RUY BELO (1933-1978), desenho obtido no sítio Correio do Porto
Ruy Belo, no
“Breve Programa para Uma Iniciação ao Canto” que antecede Transporte no Tempo (1973), diz isto: «Ao escrever, e
independentemente do valor do que escrevo, tenho às vezes a vaga consciência de
que contribuo, embora modestamente, para o aperfeiçoamento desta terra onde um
dia nasci para nela morrer um dia para sempre.» Uma vaga consciência, diz o poeta, o que só poderá ser entendido como
uma manifestação de humildade. Lemos num dos poemas de Transporte no Tempo: «Odeio este tempo detergente / um tempo
português que até utilizou / os
primeiros acordes da quinta sinfonia de beethoven / como indicativo da voz do
ocidente». Alguns dos poetas que defenderam “a arte pela arte”, fizeram-no pela
pureza e autonomia dessa mesma arte, não duvidando do poder, que lhe é
inerente, de transformar os homens e as sociedades. A arte pode e deve falar de
tudo, só não é admissível que seja instrumentalizada ao serviço de políticas,
religiões e credos em geral. «A arte é, não serve», disse o presencista Adolfo
Casais-Monteiro, não andando longe de Mário Dionísio quando proferiu, em 1958,
na conferência Conflito e Unidade da Arte
Contemporânea, as seguintes palavras: «A grande lição é esta: não se pode resolver criar uma nova arte. Nem
planificar um sonho sem o caricaturar. Querer racionalizar a criação artística
é impedi-la. É querer ordenar o inordenável, prever o imprevisível, fazer florir
por métodos exteriores, planificações, artifícios, o que só vive de imprevisto,
de surpresa, de inviolável liberdade.» E aqui está até onde nos leva Ruy Belo.

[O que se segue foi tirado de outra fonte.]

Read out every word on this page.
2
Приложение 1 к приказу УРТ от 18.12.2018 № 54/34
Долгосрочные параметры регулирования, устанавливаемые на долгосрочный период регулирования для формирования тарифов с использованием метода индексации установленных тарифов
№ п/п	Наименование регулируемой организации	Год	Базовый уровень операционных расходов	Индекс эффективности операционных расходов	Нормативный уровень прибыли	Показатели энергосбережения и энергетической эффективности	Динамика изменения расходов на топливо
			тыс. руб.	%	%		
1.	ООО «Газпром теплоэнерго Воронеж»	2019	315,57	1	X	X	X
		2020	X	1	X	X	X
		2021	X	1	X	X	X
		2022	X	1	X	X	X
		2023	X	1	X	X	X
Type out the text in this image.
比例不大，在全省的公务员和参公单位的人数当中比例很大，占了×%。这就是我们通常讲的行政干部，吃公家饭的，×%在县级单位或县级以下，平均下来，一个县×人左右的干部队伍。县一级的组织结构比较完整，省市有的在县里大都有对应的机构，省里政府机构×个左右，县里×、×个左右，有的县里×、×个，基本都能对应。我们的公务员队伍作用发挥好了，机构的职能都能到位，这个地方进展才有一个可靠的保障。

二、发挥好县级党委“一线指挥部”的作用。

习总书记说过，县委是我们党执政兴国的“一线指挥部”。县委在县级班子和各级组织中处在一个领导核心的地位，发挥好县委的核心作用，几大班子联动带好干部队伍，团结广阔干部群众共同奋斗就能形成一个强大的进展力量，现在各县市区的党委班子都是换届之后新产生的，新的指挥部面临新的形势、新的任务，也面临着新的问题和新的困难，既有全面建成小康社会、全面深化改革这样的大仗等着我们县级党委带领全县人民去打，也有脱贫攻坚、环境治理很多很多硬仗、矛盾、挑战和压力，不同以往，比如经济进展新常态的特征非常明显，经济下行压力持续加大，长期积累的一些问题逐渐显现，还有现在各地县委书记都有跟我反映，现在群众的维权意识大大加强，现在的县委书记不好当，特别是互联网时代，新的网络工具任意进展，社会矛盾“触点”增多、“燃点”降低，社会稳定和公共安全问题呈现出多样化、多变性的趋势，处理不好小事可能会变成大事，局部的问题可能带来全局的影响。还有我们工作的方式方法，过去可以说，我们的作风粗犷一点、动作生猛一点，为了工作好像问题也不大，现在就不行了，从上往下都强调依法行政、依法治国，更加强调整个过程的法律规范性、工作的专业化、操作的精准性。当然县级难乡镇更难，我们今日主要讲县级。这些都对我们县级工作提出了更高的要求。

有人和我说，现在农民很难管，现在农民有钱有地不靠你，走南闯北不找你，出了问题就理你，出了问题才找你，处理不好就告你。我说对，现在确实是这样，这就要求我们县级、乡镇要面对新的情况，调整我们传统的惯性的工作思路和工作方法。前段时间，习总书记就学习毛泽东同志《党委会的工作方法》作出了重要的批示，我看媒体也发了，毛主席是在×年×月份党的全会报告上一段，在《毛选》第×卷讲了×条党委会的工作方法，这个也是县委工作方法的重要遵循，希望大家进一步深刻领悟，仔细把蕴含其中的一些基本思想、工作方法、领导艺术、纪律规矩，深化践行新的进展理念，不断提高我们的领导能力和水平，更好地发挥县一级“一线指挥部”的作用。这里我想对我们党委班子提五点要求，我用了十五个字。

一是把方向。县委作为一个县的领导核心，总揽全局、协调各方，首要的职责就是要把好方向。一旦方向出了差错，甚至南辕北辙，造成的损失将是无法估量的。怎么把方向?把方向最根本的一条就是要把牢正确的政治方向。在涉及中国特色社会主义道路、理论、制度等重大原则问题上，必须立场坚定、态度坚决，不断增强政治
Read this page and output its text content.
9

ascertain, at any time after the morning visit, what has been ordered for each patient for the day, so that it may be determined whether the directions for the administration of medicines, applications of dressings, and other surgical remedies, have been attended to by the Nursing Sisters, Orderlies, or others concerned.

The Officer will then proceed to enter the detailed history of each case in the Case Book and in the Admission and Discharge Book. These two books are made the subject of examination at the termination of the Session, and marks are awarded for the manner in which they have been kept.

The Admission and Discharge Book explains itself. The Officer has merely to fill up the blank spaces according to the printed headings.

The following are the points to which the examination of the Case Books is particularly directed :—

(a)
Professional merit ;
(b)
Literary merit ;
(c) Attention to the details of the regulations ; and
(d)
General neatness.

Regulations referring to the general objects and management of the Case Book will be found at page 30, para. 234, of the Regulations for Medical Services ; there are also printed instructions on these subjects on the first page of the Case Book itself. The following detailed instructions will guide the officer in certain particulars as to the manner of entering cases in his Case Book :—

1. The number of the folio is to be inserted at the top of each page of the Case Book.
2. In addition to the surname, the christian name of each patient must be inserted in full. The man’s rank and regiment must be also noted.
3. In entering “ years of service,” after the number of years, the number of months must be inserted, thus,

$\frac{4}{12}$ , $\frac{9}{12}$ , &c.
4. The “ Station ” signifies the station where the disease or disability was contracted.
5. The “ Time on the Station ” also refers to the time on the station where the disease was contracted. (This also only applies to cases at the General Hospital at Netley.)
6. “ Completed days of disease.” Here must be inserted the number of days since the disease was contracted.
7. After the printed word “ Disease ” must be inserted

Dêmos-lhes então a palavra quando, no mesmo texto, fala do poeta: «Falo do
homem que, ombro a ombro com os oprimidos, empunhando a palavra como uma enxada
ou uma arma, encontrou ou pelo menos procurou na linguagem um contorno para o
silêncio que há no vento, no mar, nos campos.»
2 comentários:
Estes textos do Ruy Belo são também excepcionais.
Sem dúvida, meu caro. "Na senda da poesia", ensaios, muito interessante.